«02 августа. Завтра пойдет первая команда. Если все пойдет удачно, следом отправятся люди ппк А и м — ра Зв. Мне снятся кошмары, но никто, кажется, моих страхов не разделяет. Савельев в Москве с обоими немцами.»
«… бря. Свершилось. Они там!»
Дядя Вася, о котором Рогозин уже успел позабыть, вдруг захрипел, выгнулся дугой, разбив затылок о стену. Брызнувшая кровь попала на руку Виктору, но сразу скатилась крупными каплями вниз — как будто кожа Рогозина была пропитана чем‑то водоотталкивающим. Рогозин прихватил старика за голову и тотчас в его запястья впились две тощие руки дяди Васи, теперь похожие на изломанные ветки с отросшими когтями. Дернувшейся ногой старик разбил фонарь — зазвенело стекло и стало темно.
Теперь только гешины часы RADO блестели в черноте светящимися цифрами.

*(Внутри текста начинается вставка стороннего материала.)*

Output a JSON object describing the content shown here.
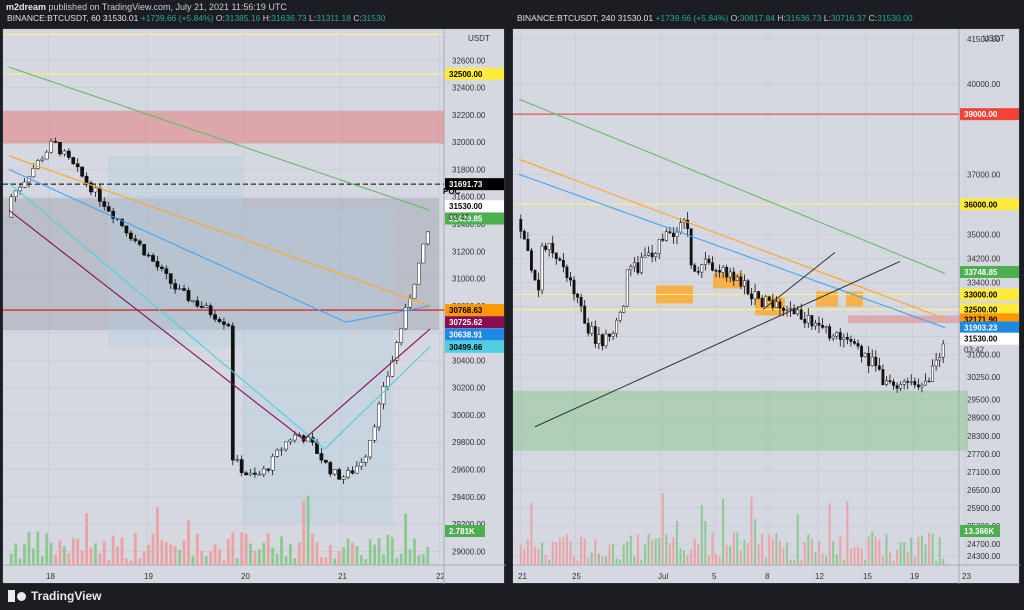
{
  "publisher": {
    "user": "m2dream",
    "text": "published on TradingView.com, July 21, 2021 11:56:19 UTC"
  },
  "footer": {
    "brand": "TradingView"
  },
  "left_chart": {
    "symbol": "BINANCE:BTCUSDT, 60",
    "price": "31530.01",
    "change": "+1739.66 (+5.84%)",
    "open_label": "O:",
    "open": "31385.16",
    "high_label": "H:",
    "high": "31636.73",
    "low_label": "L:",
    "low": "31311.18",
    "close_label": "C:",
    "close": "31530",
    "currency": "USDT",
    "poc_label": "POC",
    "countdown": "03:42",
    "volume_badge": "2.781K",
    "price_min": 28900,
    "price_max": 32800,
    "y_ticks": [
      "32600.00",
      "32400.00",
      "32200.00",
      "32000.00",
      "31800.00",
      "31600.00",
      "31400.00",
      "31200.00",
      "31000.00",
      "30800.00",
      "30600.00",
      "30400.00",
      "30200.00",
      "30000.00",
      "29800.00",
      "29600.00",
      "29400.00",
      "29200.00",
      "29000.00"
    ],
    "x_ticks": [
      "18",
      "19",
      "20",
      "21",
      "22"
    ],
    "badges": [
      {
        "text": "32500.00",
        "value": 32500,
        "color": "#ffeb3b",
        "fg": "#000000"
      },
      {
        "text": "31691.73",
        "value": 31691.73,
        "color": "#000000",
        "fg": "#ffffff"
      },
      {
        "text": "31530.00",
        "value": 31530,
        "color": "#ffffff",
        "fg": "#000000"
      },
      {
        "text": "31490.85",
        "value": 31440,
        "color": "#4caf50",
        "fg": "#ffffff"
      },
      {
        "text": "30768.63",
        "value": 30768.63,
        "color": "#ff9800",
        "fg": "#000000"
      },
      {
        "text": "30725.62",
        "value": 30680,
        "color": "#880e4f",
        "fg": "#ffffff"
      },
      {
        "text": "30638.91",
        "value": 30590,
        "color": "#1e88e5",
        "fg": "#ffffff"
      },
      {
        "text": "30499.66",
        "value": 30499.66,
        "color": "#4dd0e1",
        "fg": "#000000"
      }
    ]
  },
  "right_chart": {
    "symbol": "BINANCE:BTCUSDT, 240",
    "price": "31530.01",
    "change": "+1739.66 (+5.84%)",
    "open_label": "O:",
    "open": "30817.84",
    "high_label": "H:",
    "high": "31636.73",
    "low_label": "L:",
    "low": "30716.37",
    "close_label": "C:",
    "close": "31530.00",
    "currency": "USDT",
    "countdown": "03:42",
    "volume_badge": "13.366K",
    "price_min": 24000,
    "price_max": 41700,
    "y_ticks": [
      "41500.00",
      "40000.00",
      "39000.00",
      "37000.00",
      "36000.00",
      "35000.00",
      "34200.00",
      "33400.00",
      "32600.00",
      "31600.00",
      "31000.00",
      "30250.00",
      "29500.00",
      "28900.00",
      "28300.00",
      "27700.00",
      "27100.00",
      "26500.00",
      "25900.00",
      "25300.00",
      "24700.00",
      "24300.00"
    ],
    "x_ticks": [
      "21",
      "25",
      "Jul",
      "5",
      "8",
      "12",
      "15",
      "19",
      "23"
    ],
    "badges": [
      {
        "text": "39000.00",
        "value": 39000,
        "color": "#f44336",
        "fg": "#ffffff"
      },
      {
        "text": "36000.00",
        "value": 36000,
        "color": "#ffeb3b",
        "fg": "#000000"
      },
      {
        "text": "33748.85",
        "value": 33748.85,
        "color": "#4caf50",
        "fg": "#ffffff"
      },
      {
        "text": "33000.00",
        "value": 33000,
        "color": "#ffeb3b",
        "fg": "#000000"
      },
      {
        "text": "32500.00",
        "value": 32500,
        "color": "#ffeb3b",
        "fg": "#000000"
      },
      {
        "text": "32171.90",
        "value": 32171.9,
        "color": "#ff9800",
        "fg": "#000000"
      },
      {
        "text": "31903.23",
        "value": 31903.23,
        "color": "#1e88e5",
        "fg": "#ffffff"
      },
      {
        "text": "31530.00",
        "value": 31530,
        "color": "#ffffff",
        "fg": "#000000"
      }
    ]
  }
}
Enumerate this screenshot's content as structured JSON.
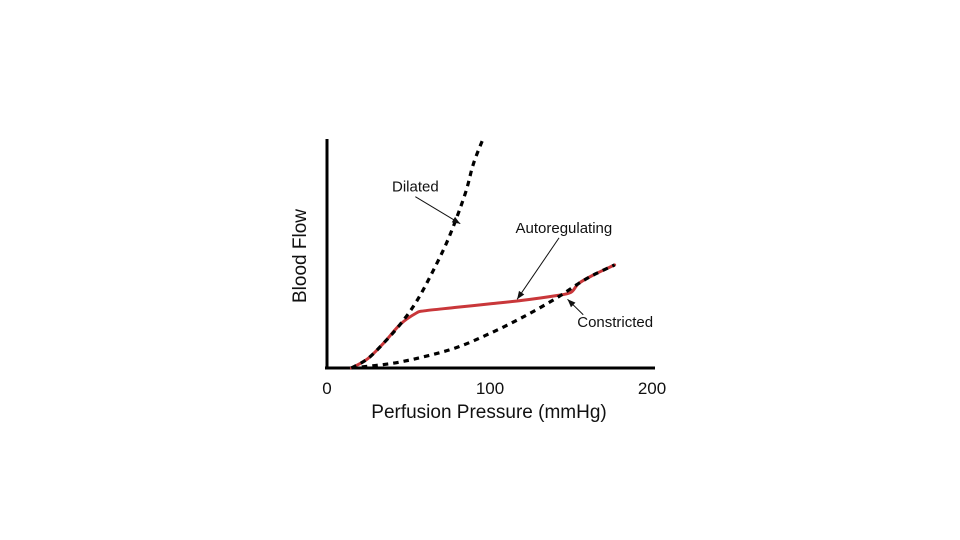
{
  "chart_data": {
    "type": "line",
    "xlabel": "Perfusion Pressure (mmHg)",
    "ylabel": "Blood Flow",
    "xlim": [
      0,
      200
    ],
    "ylim": [
      0,
      100
    ],
    "x_ticks": [
      "0",
      "100",
      "200"
    ],
    "grid": false,
    "legend": "none",
    "series": [
      {
        "name": "Dilated",
        "style": "dashed",
        "color": "#000000",
        "points": [
          [
            15,
            0
          ],
          [
            25,
            4
          ],
          [
            35,
            11
          ],
          [
            45,
            19
          ],
          [
            55,
            29
          ],
          [
            65,
            42
          ],
          [
            75,
            57
          ],
          [
            85,
            76
          ],
          [
            90,
            89
          ],
          [
            96,
            100
          ]
        ]
      },
      {
        "name": "Constricted",
        "style": "dashed",
        "color": "#000000",
        "points": [
          [
            15,
            0
          ],
          [
            40,
            2
          ],
          [
            60,
            5
          ],
          [
            80,
            9
          ],
          [
            100,
            15
          ],
          [
            120,
            22
          ],
          [
            140,
            30
          ],
          [
            155,
            37
          ],
          [
            165,
            41
          ],
          [
            177,
            45
          ]
        ]
      },
      {
        "name": "Autoregulating",
        "style": "solid",
        "color": "#c9373a",
        "points": [
          [
            15,
            0
          ],
          [
            25,
            4
          ],
          [
            35,
            11
          ],
          [
            45,
            19
          ],
          [
            55,
            24
          ],
          [
            60,
            25
          ],
          [
            80,
            26.5
          ],
          [
            100,
            28
          ],
          [
            120,
            29.5
          ],
          [
            140,
            31.5
          ],
          [
            150,
            33
          ],
          [
            155,
            37
          ],
          [
            165,
            41
          ],
          [
            177,
            45
          ]
        ]
      }
    ],
    "annotations": [
      {
        "text": "Dilated",
        "x": 40,
        "y": 77,
        "arrow_to": [
          82,
          63
        ]
      },
      {
        "text": "Autoregulating",
        "x": 116,
        "y": 59,
        "arrow_to": [
          117,
          30
        ]
      },
      {
        "text": "Constricted",
        "x": 154,
        "y": 18,
        "arrow_to": [
          148,
          30
        ]
      }
    ]
  }
}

— Кончаюсь я, — едва слышно прохрипел дядя Вася. — Все, отмучился…
Рогозин хотел вежливо что‑то возразить, но язык почему‑то не повернулся.
— Ключи в Батагай отдай. Припорову Артему, найди его, — попросил старик. — И уходи отсюда. Может хоть ты…
Он замолчал, и Рогозин заспешил:
— Я журнал нашел на столе. Там…
И снова тонкие сухие пальцы попытались сжать рогозинское запястье, но в этот раз сил уже не осталось.
— Нет, — пересохшими губами прошептал умирающий старик, — не было там… журналов. Кишки, требуха на столах. И ничего больше. Обещай…
Он замолчал и Виктор понял, что остался в подземелье один. Что он должен был пообещать дяде Васе — так и осталось загадкой. Наверное, Рогозину следовало теперь соблюсти какую‑нибудь очередную инструкцию, к которым так трепетно относился старый служака? Но все инструкции, которым он так долго служил, умерли вместе с ним.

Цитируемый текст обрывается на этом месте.